The two teenagers were caught in the south of Manchester and are now being questioned, the responsible investigative authority said on Monday night via Twitter.
Further details were not initially announced.
The hostage-taking in the city of Colleyville near Dallas took place on Saturday.
The perpetrator, whom the police identified as a 44-year-old Briton, took four hostages – including the rabbi – into his power during a service in the synagogue in the morning and holed up with them.
After hours of negotiations with the man, special forces broke into the synagogue and brought the hostages to safety unharmed.
The perpetrator died – the police did not say exactly how.
The authorities have also kept a low profile on the background.
US President Joe Biden and the British Foreign Office described the act as an "act of terrorism".

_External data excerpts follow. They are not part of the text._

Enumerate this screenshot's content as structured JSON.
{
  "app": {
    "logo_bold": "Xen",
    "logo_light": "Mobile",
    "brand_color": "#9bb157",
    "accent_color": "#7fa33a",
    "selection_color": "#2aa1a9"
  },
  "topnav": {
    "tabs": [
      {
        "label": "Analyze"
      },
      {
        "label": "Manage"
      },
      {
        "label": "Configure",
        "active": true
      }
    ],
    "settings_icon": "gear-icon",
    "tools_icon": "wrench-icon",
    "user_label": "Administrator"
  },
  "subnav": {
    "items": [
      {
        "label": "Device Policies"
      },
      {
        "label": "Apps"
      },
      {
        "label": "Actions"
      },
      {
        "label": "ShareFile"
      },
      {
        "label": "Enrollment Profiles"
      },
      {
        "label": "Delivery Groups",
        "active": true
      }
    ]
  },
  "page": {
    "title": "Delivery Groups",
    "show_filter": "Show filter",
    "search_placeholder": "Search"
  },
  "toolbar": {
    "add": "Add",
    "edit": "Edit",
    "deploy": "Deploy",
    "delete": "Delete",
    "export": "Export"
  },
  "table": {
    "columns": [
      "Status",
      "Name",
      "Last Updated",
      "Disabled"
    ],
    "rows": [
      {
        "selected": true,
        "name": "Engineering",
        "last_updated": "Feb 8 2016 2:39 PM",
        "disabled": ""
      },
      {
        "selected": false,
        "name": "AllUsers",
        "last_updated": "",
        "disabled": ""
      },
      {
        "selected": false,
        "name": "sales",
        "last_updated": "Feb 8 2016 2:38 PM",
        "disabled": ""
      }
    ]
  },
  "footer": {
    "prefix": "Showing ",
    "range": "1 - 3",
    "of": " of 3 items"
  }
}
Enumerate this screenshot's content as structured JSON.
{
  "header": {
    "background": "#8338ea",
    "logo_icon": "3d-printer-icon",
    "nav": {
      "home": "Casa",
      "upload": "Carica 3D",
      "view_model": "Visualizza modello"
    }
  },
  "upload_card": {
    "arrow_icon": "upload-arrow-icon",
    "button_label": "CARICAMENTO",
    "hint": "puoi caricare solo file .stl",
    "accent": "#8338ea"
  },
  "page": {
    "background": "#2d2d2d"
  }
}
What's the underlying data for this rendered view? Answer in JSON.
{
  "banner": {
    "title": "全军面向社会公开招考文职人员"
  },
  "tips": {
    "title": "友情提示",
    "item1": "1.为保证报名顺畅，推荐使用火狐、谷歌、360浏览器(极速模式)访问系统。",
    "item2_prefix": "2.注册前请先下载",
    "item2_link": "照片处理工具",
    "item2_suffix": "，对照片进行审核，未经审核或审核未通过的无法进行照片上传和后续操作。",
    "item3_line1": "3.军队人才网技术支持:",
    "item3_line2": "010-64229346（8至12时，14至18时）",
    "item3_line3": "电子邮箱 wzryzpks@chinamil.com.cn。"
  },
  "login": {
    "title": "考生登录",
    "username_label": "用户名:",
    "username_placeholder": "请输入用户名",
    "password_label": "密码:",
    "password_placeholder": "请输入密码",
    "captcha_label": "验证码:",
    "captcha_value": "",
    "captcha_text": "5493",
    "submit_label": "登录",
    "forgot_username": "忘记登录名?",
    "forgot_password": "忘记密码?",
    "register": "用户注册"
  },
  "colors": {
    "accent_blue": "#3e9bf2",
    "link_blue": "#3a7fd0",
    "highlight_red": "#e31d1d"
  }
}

US media, citing investigators, reported that the hostage-taker wanted to free a Pakistani scientist imprisoned in Texas.
She was arrested in Ghasni, Afghanistan, in July 2008 and sentenced to 86 years in prison by a US federal judge in 2010 for an attack on US soldiers in Afghanistan.
During interrogation at a police station, she took a gun lying on the ground and aimed it at a US soldier and a translator, without hitting them.
The woman had studied at an elite university in the USA.
Later, US authorities added her name to a list of suspects linked to al-Qaeda terrorists.